だからこそ、本番前にはどうしてもネガティブな思考が頭の中を巡った。
「もし今回ダメだったら、この道は向いていないのかもしれない」
「三度目の受験は避けたほうがいいだろう」
「別の道を考える必要があるのではないか」
頭の片隅で、そんな声がぐるぐると回っていた。
でも、海を眺めながら心を整えていくうちに、
その“迷い”が少しずつ“覚悟”に変わっていった。
“自分らしくやる。それでダメなら、潔く受け止めよう。

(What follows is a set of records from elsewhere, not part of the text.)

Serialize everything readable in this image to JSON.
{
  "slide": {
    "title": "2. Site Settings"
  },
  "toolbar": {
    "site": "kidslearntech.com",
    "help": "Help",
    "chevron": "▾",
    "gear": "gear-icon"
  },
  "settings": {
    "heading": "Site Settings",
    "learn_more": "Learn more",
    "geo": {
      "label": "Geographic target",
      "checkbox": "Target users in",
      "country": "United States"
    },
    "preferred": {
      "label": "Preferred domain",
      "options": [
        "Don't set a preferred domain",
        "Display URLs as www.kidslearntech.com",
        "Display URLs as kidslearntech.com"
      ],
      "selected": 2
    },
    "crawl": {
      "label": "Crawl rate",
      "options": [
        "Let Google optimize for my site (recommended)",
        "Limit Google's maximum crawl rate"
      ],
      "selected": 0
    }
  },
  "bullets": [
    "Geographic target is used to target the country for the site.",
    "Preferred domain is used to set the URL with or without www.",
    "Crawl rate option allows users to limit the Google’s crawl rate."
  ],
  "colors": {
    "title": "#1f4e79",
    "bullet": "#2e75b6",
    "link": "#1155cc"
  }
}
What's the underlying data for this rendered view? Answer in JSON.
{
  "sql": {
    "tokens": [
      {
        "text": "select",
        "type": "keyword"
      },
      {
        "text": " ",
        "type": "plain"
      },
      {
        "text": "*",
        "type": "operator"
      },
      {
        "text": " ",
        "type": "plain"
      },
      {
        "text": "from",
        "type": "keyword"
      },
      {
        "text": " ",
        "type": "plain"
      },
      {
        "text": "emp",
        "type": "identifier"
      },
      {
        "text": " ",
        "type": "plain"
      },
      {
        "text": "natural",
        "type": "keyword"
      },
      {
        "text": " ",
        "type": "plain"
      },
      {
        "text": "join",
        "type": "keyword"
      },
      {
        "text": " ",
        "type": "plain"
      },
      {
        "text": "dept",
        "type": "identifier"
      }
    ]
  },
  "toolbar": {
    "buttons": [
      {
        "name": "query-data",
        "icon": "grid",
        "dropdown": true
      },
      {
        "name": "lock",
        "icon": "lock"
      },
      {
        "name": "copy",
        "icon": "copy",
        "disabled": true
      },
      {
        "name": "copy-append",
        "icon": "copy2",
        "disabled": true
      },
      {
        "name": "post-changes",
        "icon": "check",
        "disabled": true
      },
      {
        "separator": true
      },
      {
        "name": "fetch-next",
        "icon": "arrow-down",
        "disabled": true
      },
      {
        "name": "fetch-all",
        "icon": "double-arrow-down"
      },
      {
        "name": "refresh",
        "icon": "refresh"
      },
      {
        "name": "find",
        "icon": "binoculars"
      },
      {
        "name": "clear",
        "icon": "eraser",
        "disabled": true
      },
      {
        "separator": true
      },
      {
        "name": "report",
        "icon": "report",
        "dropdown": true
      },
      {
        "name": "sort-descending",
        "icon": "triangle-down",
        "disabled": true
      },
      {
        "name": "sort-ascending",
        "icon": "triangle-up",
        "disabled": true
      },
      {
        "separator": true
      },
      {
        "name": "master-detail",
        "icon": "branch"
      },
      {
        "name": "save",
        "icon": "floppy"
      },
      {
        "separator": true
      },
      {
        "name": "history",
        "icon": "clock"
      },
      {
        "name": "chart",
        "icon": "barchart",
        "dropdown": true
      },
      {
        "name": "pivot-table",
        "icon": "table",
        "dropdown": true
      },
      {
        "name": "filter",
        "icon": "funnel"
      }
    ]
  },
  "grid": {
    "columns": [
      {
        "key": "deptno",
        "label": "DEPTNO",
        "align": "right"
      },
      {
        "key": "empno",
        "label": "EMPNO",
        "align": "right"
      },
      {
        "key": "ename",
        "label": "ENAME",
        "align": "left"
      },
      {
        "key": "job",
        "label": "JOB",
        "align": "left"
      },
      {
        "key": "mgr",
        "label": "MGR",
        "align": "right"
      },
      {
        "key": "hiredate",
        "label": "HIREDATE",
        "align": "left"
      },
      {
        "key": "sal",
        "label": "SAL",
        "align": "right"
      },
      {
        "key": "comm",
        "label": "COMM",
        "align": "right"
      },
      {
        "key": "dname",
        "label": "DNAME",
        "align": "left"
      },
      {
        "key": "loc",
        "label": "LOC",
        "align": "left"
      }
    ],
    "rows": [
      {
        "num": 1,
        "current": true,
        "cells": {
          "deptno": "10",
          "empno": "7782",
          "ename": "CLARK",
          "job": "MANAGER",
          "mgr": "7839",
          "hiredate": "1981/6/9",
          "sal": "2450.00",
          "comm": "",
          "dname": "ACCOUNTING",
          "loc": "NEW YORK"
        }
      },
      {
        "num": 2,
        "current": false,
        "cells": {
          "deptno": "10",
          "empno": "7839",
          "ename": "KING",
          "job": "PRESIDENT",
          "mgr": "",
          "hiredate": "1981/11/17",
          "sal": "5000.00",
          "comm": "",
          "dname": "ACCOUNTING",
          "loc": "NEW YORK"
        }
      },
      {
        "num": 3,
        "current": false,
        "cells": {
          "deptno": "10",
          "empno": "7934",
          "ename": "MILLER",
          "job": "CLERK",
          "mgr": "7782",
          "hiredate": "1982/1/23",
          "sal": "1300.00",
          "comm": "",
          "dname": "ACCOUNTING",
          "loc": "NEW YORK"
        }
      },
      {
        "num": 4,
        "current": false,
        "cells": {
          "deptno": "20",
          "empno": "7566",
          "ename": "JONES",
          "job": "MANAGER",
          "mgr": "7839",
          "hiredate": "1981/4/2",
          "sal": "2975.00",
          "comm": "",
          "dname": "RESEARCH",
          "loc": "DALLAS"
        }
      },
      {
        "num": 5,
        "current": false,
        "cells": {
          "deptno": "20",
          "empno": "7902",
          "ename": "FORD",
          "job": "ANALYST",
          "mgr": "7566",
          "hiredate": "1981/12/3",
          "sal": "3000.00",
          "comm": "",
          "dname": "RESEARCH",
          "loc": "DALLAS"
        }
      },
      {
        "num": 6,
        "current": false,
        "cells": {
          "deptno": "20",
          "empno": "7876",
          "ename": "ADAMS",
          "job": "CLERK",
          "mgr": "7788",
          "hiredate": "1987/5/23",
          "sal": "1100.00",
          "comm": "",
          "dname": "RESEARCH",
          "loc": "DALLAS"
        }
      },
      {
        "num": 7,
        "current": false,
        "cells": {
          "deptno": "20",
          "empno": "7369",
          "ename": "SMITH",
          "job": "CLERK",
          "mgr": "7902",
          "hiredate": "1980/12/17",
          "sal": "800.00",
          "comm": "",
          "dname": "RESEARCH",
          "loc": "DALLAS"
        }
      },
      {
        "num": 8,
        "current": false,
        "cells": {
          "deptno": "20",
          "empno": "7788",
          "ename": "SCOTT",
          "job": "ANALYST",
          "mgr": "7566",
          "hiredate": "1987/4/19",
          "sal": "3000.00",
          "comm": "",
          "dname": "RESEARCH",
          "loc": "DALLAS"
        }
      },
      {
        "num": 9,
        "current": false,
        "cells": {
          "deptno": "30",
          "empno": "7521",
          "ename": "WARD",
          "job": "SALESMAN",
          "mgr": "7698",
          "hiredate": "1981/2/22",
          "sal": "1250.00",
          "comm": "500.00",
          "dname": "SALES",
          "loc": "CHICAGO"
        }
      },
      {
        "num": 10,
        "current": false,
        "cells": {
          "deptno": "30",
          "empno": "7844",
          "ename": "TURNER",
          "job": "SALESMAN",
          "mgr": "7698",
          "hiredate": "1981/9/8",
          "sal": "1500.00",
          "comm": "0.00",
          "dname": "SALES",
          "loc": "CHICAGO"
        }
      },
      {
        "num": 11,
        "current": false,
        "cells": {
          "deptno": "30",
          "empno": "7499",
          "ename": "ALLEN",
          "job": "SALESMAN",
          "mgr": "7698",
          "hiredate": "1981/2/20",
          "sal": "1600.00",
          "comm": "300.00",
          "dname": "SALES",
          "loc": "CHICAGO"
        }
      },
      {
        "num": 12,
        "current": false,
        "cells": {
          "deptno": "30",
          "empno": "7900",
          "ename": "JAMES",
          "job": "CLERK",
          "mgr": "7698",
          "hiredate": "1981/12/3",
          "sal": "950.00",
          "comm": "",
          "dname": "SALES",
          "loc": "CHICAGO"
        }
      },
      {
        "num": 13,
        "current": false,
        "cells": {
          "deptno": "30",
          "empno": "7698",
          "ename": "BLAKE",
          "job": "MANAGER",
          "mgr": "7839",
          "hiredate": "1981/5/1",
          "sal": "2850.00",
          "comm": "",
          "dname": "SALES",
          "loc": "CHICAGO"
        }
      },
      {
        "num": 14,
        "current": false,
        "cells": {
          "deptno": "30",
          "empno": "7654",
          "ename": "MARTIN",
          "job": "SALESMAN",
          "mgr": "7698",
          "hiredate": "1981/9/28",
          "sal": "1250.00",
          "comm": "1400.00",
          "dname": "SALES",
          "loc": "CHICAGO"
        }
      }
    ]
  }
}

”
そう思えた瞬間、胸の奥にあった重たい感情がすっと軽くなり、
不思議なほど心が静まった。
その静けさの中で、
「結果ではなく、今できる最善を尽くす」という姿勢だけが最後に残った。
■ 前回との違いは「心の状態」だった
前回は、環境のストレスが積み重なり、
面談前から心が散らばっていた。
・電車の遅延
・暑さ
・雑多な会場環境
・静かな待機場所がない
・初受験の緊張
これらの要因が心の芯を削り、
面談中に“構え”が強く出てしまっていたのだと思う。
実力の差というより、
“整った状態で臨めたかどうか”の差だった。
■ 試験会場の過ごし方は、戦略の一部である
実技試験は、
「話を聴くための状態に自分を整えること」
がパフォーマンスに直結する。
だからこそ、
・静かに過ごせる場所を探す
・直前に慌てて資料を詰め込まない
・時間の流れを頭に馴染ませる
・ネガティブな感情を“覚悟”に変える
・自分らしさを失わない
これらは、立派な“受験戦略”だ。
会場をどう使い、どう過ごすかによって、
面談の質が大きく変わると感じた。
■ 最後に ― “静かな準備”は、自分のペースと自分らしさを守る力になる
私が今回やったことは、特別なテクニックではない。
海を眺めながら静かに思考を整え、
時間のイメージを頭に刻み、
迷いを“覚悟”に変え、
そして最後に“自分らしくやる”と決めただけだ。
けれど、この静かな準備は、
驚くほど大きな効果をもたらしてくれた。
すべての受験者へ。
直前の慌ただしさより、静かな集中と“自分らしさ”の方がずっと力になる。
自分のペースで会場に座れれば、練習してきたものは自然と出てくる。
本番の緊張も驚くほど軽くなる。
どうか直前の時間を、自分のためにゆっくり使ってほしい。
そして、自分らしい姿のまま試験に向かってほしい。
きっと良い流れで試験が始まるはずである。